Anyway, I think it was something about the light that reminded me of this other dream, which I had in 1992 (or thereabouts). There are elements of it that are vivid vivid vivid, and it has stuck in my memory awaiting periodic reawakening. As usual, it's about an unrequited love (yawn): this time, the woman who's called 'Alice' whenever she turns up in anything I've written - one of a number of elfin waifs who flit across the stage periodically.

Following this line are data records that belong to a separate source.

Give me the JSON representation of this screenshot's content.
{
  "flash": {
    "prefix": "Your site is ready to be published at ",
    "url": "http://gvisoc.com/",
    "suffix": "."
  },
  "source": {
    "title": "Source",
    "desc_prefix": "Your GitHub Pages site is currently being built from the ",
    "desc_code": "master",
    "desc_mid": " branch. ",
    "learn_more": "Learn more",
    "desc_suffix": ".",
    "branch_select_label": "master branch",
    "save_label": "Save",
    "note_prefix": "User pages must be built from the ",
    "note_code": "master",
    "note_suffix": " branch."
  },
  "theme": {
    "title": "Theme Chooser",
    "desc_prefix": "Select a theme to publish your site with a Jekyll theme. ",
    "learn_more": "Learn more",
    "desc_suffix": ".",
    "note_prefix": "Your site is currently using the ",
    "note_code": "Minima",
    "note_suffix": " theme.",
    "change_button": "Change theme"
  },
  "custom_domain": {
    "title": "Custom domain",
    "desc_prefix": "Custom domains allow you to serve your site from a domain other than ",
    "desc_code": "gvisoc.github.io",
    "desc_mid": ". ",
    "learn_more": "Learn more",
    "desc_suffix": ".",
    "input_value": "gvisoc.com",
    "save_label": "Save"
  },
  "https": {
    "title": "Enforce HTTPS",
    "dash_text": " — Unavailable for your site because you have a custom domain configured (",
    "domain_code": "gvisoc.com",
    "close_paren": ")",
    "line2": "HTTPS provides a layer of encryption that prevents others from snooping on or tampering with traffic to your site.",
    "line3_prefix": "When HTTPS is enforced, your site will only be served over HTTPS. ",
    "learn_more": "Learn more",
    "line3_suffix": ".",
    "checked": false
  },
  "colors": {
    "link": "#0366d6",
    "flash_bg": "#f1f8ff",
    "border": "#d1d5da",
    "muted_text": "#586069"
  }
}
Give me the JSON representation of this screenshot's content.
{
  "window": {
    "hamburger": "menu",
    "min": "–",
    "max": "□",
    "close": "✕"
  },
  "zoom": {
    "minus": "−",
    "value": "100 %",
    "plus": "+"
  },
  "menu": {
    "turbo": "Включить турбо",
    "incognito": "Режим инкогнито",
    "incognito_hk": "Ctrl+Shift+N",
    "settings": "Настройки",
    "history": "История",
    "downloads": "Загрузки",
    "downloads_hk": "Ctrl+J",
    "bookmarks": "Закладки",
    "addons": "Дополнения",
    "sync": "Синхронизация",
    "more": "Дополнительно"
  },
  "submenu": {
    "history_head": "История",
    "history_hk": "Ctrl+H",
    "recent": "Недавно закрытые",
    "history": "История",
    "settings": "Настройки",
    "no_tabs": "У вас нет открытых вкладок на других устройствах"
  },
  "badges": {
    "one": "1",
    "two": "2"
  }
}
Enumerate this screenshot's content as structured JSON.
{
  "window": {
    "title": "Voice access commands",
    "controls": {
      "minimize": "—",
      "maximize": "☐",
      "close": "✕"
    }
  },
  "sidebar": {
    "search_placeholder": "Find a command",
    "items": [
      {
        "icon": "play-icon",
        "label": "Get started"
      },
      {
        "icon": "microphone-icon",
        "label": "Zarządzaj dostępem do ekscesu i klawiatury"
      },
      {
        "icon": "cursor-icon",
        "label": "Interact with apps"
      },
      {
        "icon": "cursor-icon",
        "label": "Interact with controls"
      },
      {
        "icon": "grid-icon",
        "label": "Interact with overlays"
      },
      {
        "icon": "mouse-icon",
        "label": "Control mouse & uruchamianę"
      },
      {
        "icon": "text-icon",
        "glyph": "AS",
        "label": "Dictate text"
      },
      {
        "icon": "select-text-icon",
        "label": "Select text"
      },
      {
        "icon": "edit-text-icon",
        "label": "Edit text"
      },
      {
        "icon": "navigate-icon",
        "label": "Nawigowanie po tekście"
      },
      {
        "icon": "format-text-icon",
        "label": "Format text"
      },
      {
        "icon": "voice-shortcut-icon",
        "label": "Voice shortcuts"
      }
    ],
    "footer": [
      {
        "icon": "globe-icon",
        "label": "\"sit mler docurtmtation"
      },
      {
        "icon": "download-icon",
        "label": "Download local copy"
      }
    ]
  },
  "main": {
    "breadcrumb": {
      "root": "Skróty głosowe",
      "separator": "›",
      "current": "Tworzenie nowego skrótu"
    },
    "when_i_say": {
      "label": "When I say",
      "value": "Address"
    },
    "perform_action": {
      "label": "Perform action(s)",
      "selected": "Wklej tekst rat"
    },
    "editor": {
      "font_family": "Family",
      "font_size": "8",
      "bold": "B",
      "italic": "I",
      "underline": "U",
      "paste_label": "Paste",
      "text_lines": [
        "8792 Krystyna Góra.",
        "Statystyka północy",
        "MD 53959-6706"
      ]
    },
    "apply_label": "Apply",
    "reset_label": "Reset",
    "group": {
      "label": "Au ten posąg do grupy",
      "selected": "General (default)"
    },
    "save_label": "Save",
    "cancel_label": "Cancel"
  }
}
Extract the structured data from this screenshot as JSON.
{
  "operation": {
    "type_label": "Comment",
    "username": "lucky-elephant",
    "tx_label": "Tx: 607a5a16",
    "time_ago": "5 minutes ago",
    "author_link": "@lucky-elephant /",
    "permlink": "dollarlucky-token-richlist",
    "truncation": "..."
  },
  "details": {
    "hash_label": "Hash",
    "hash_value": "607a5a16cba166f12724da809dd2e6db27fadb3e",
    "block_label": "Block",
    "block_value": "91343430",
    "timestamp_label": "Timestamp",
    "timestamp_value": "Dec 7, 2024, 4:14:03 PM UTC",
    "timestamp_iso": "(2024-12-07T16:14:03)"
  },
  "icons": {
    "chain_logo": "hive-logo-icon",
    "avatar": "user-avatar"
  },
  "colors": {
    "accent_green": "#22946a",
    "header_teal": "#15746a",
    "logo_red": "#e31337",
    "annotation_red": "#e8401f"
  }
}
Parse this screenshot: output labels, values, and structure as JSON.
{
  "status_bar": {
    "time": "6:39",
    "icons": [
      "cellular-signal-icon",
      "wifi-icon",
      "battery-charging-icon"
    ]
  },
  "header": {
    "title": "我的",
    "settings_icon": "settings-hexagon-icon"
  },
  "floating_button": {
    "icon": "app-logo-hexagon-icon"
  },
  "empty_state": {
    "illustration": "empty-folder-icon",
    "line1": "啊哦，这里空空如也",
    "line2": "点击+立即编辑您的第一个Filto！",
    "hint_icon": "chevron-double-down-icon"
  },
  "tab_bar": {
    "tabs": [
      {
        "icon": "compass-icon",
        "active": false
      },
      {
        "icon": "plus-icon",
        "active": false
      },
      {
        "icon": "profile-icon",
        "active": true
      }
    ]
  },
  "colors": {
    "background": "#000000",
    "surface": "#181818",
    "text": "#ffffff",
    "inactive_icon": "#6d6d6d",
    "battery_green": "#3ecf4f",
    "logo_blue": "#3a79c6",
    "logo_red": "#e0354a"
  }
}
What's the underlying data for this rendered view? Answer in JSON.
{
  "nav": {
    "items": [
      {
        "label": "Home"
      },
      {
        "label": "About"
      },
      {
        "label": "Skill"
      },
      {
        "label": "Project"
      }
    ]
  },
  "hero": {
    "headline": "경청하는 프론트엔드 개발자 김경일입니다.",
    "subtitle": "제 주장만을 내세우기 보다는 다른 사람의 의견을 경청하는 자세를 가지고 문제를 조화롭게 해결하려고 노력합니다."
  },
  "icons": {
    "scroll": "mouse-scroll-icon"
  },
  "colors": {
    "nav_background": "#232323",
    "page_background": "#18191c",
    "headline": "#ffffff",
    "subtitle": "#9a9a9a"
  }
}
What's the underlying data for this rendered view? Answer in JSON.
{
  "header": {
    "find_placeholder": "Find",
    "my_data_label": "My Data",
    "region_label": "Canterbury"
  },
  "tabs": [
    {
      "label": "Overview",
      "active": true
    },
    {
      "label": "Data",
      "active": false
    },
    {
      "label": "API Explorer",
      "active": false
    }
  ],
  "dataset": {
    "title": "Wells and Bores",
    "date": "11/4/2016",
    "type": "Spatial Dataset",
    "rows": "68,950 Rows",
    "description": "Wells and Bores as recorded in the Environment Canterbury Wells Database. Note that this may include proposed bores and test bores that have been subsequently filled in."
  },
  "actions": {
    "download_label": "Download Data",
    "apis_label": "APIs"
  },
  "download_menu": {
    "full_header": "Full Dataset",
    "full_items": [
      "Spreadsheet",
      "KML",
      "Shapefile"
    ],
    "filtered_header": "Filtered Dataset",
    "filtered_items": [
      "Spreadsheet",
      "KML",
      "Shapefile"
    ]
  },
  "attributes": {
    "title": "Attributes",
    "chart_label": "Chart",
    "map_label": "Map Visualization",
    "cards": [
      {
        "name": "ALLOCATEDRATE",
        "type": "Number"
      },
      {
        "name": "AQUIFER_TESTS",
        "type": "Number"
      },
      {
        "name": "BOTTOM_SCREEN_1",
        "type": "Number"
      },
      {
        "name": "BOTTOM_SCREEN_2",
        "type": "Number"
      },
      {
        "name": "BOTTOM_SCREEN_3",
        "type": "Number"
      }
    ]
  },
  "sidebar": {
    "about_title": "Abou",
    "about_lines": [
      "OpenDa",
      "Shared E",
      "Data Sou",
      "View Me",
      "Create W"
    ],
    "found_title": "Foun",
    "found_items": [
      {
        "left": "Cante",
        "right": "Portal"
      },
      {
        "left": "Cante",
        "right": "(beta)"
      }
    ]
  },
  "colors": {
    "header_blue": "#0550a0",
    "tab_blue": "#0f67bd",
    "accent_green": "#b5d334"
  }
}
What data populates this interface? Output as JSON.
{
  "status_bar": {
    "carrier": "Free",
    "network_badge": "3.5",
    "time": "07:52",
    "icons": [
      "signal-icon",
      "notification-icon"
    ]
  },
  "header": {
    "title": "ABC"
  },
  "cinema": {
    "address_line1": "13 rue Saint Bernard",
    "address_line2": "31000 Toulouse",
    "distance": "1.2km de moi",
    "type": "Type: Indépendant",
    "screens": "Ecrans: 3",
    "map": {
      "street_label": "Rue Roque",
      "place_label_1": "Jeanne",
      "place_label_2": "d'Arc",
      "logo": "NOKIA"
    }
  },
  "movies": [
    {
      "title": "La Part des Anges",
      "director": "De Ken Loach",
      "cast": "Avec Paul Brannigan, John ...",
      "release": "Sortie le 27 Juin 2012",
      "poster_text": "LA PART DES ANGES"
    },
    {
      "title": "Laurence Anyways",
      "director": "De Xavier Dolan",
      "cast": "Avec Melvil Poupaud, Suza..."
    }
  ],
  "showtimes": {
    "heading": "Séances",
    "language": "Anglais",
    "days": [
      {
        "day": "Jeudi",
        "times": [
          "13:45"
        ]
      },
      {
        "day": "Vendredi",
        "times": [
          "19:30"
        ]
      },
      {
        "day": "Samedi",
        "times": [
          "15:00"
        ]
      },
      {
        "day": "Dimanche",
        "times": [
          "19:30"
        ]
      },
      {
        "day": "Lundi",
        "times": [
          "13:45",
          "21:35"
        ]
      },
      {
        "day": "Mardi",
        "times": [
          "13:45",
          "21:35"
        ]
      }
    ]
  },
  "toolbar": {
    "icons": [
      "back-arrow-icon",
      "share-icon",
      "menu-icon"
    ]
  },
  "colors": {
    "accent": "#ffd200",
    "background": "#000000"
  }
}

Remembering this dream, it occurs to me that my dream scenarios are as limited as the storylines hatched by a veteran script writer on EastEnders who's come into work on a Wednesday morning with a hangover: predictable and cliched. In this dream, I'm waiting for a train again, at an overground Undergound ("Wombling free...") station (again); this time it's one of the Ruislip stations (or a close adaptation thereof, with a very distinctive footbridge in glossy green painted cast iron lattice work, which is shining in the golden morning sunlight. It's late spring or early summer: the copious green foliage in the cuttings echoes the glossy green metalwork of the footbridge, and the sunshine casts a warm, life-giving glow on every surface and texture that it touches.

This is my usual station: the usually dull place where my dreaded journey to work starts every day. But today it looks crisp, rich, and beautiful. And she's there. This is a departure from the norm: she - Alice - lives on the other side of London. But, in the dream, she comes and sits next to me on the gloss-painted wooden bench, and I can see, in the bright sunlight, that her dark hair has got little filaments of red in it. She's right up close, and I can see the individual, sun-illuminated strands. She's wearing a dark, dark blue dress and jacket, both with tiny white polka dot patterns; each white dot is clear and precise in the light, and I can see the texture of the fabric. It's so real.

We're talking, and I know that, if we keep talking, the conversation will flow in the direction that I've longed for for so long, and the interconnected blocks of speech will carry us - inevitably - to our mutual declarations of love. If the train comes and she doesn't get up, I know that these declarations will unfold, and that we'll be together. I wake up before the train comes.